Published online by Cambridge University Press: 27 August 2024
Serotonin syndrome is a potentially life-threatening condition that is precipitated by the use of serotonergic medications, Selective Serotonin Reuptake Inhibitors (SSRIs) and Monoamine Oxidase Inhibitors (MAOIs). It usually occurs when high doses of serotonergic drugs are prescribed. It is a medical emergency that requires prompt recognition, cessation of offending drugs and supportive therapy.
We present a case of serotonin syndrome that occurred in a patient who was prescribed a low dose of sertraline, and aim to highlight the importance of early detection of this severe condition.
Details of the case were described. Information was gathered based on medical records.
Patient M was a 29-year-old Malay male with a history of major depressive disorder, who was previously trialed on fluvoxamine 100mg every night but subsequently switched to and maintained on sertraline 75mg every night in 2020. He then defaulted follow up appointments. In 2023, he presented to the emergency services for a suicide attempt and was diagnosed with major depressive disorder with psychotic features. He was restarted on sertraline 50mg every night and risperidone 0.5mg every night was newly started. Two days later, sertraline was increased to 100mg every night. Two days following this increase, he was noted to have altered mental state, fever of 39.3-degree celcius, tachycardia of 120 beats per minute, ocular clonus and generalized hyperreflexia. Sertraline and risperidone were immediately stopped. Blood tests including creatine kinase, lumbar puncture and magnetic resonance imaging (MRI) of the brain did not show any abnormalities. After stopping of the medications, the patient’s symptoms resolved within 24 hours. Based on clinical symptoms and a normal creatine kinase level, neuroleptic malignant syndrome (NMS) was ruled out. Subsequently, he was restarted on risperidone 0.5mg and mirtazapine 7.5mg every night. He developed symptoms of serotonin syndrome with a low dose of sertraline. Symptoms resolved after the discontinuation of the SSRI.

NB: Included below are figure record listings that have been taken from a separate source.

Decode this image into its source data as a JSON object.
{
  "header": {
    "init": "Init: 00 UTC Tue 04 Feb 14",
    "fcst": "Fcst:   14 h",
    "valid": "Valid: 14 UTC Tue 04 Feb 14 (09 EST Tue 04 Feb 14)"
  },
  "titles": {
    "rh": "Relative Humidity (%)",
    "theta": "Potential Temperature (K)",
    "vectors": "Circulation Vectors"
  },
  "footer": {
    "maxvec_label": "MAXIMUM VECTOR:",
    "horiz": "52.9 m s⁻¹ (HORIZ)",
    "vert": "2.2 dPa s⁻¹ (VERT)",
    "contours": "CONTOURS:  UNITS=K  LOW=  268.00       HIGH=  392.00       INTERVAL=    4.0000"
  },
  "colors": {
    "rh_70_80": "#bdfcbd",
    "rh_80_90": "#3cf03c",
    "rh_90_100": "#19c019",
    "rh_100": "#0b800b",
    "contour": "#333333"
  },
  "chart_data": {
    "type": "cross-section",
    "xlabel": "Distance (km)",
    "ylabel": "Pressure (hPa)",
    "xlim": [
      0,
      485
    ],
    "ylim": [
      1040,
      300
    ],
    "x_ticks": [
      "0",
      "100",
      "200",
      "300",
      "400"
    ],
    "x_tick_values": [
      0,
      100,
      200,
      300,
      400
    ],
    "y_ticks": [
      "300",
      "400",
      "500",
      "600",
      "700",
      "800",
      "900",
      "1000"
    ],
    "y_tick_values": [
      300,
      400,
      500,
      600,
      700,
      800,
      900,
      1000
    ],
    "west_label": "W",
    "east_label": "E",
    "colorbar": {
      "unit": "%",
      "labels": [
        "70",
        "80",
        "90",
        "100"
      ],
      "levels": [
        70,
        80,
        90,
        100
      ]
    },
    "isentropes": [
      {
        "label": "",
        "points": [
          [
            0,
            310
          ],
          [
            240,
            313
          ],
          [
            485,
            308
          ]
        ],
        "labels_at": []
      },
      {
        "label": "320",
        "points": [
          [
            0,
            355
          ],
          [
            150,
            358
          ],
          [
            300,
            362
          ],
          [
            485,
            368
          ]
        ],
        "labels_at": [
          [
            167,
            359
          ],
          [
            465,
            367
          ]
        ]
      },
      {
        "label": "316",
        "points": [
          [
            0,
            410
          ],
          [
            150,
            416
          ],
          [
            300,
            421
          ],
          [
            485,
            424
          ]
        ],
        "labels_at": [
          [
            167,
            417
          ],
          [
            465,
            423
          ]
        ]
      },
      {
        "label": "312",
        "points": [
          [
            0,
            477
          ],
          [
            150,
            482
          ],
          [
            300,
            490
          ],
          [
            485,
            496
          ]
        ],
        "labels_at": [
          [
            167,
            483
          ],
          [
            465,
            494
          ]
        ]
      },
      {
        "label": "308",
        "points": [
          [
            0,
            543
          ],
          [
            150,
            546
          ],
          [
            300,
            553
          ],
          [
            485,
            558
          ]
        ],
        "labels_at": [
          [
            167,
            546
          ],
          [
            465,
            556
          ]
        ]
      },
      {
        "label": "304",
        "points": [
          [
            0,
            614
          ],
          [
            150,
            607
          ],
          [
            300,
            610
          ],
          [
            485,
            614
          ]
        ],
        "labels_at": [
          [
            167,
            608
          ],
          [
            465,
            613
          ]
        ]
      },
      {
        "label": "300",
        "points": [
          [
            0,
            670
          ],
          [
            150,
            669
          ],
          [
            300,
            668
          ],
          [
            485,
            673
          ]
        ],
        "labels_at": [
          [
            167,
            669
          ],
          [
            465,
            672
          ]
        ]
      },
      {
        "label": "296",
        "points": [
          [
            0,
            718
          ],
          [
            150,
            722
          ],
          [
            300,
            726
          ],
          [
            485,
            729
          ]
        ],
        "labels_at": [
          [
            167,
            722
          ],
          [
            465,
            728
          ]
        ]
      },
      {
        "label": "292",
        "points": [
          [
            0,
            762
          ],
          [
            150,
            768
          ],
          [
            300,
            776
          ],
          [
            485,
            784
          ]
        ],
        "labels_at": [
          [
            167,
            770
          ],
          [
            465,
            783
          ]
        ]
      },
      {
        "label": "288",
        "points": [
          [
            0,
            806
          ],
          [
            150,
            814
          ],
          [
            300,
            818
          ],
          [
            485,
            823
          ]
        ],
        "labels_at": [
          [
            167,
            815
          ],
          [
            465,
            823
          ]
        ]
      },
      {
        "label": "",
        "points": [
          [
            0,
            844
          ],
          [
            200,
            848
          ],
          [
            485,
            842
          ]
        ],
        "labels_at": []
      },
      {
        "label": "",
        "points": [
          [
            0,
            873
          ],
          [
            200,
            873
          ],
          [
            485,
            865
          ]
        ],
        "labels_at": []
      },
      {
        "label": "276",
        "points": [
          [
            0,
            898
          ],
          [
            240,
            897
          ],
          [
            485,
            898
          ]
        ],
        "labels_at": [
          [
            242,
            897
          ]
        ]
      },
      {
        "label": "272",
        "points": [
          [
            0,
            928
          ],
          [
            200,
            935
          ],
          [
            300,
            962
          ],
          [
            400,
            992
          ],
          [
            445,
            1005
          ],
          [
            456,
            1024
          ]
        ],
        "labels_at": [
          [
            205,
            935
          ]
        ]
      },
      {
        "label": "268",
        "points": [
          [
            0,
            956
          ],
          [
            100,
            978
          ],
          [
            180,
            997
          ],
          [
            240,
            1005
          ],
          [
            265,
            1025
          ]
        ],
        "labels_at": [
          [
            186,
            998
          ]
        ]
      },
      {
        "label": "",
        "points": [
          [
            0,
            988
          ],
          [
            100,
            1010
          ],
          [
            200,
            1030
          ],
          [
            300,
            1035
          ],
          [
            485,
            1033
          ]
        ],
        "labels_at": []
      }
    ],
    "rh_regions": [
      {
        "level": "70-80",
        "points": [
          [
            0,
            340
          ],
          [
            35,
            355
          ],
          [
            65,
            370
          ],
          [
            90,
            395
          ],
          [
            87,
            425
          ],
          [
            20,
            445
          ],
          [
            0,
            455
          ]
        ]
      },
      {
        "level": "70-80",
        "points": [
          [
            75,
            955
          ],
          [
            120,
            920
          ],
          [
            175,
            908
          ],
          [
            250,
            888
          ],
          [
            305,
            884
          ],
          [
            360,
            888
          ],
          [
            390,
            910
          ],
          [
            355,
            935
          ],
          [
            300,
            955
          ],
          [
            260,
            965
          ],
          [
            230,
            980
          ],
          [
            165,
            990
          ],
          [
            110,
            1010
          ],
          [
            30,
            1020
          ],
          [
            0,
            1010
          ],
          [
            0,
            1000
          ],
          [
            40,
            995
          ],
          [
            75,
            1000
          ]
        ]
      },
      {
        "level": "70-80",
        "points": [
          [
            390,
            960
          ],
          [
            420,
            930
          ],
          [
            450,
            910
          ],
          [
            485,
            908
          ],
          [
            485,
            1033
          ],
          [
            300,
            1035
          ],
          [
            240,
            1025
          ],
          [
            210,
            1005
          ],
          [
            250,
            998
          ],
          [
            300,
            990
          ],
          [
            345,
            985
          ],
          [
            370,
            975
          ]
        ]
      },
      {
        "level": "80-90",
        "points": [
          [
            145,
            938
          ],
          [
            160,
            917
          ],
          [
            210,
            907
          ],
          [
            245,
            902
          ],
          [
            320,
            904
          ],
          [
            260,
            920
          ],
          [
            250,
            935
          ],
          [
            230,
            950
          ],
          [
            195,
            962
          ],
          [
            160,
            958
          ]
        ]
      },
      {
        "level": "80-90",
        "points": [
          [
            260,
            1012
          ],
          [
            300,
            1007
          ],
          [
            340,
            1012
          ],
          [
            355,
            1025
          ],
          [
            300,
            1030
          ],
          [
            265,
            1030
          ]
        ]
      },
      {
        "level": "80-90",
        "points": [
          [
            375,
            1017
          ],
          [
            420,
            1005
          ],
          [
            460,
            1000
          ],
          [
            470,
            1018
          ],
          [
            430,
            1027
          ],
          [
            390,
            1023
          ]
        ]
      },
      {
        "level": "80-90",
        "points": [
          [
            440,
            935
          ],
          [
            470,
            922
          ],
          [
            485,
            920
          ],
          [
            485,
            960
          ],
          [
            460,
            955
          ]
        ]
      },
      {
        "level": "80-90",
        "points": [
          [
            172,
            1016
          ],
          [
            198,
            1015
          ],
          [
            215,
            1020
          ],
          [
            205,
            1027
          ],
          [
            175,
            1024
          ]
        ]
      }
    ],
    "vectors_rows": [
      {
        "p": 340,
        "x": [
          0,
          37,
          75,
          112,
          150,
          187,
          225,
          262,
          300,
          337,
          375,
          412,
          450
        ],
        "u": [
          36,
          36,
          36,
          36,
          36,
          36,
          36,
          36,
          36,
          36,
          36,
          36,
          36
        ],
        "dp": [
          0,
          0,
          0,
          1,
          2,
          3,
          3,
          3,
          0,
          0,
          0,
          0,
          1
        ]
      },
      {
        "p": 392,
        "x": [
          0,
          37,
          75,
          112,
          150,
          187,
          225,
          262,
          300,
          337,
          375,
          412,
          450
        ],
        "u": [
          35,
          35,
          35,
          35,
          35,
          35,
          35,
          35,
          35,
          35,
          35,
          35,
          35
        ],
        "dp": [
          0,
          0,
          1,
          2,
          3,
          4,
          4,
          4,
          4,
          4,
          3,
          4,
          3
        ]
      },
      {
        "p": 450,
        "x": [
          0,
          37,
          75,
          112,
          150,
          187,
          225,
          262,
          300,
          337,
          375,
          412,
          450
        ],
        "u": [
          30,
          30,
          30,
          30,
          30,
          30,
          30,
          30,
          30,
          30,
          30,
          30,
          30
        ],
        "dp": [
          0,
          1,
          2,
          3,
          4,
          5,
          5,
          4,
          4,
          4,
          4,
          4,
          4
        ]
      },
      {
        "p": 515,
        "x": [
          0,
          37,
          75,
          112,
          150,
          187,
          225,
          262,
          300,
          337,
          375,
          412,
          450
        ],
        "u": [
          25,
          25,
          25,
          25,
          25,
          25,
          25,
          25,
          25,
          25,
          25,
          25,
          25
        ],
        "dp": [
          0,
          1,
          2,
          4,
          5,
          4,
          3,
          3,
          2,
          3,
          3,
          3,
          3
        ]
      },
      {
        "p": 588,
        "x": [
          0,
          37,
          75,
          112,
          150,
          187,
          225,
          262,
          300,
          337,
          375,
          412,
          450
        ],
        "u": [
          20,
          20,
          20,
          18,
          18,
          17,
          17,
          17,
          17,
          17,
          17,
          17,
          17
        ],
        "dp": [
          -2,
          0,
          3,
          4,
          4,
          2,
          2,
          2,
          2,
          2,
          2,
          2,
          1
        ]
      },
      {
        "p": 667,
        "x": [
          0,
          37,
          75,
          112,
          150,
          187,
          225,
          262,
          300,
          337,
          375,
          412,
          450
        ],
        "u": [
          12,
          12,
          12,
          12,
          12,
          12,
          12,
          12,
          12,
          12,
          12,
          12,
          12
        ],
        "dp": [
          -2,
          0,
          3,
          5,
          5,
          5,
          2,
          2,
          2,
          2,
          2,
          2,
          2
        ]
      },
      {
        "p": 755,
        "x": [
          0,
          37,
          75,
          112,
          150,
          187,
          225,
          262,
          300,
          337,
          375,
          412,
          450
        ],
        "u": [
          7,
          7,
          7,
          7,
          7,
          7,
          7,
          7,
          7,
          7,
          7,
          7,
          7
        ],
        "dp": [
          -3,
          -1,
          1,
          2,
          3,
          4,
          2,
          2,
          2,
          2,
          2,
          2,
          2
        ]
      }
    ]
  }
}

In this case, differential diagnoses of serotonin syndrome were also considered, such as NMS, encephalitis, meningitis and thyroid storm. NMS was less likely due to the rapid onset of onset and resolution of symptoms. Encephalitis and meningitis were unlikely in view of normal MRI brain and lumbar puncture findings.
There have been case reports of serotonin syndrome developing with lower doses of an SSRI in the pediatric population. There is, however, a lack of literature describing serotonin syndrome with low doses of SSRI in the adult population. To avoid a missed diagnosis, clinicians should monitor closely for SSRI toxicity, including serotonin syndrome, even when low doses of serotonergic drugs are used.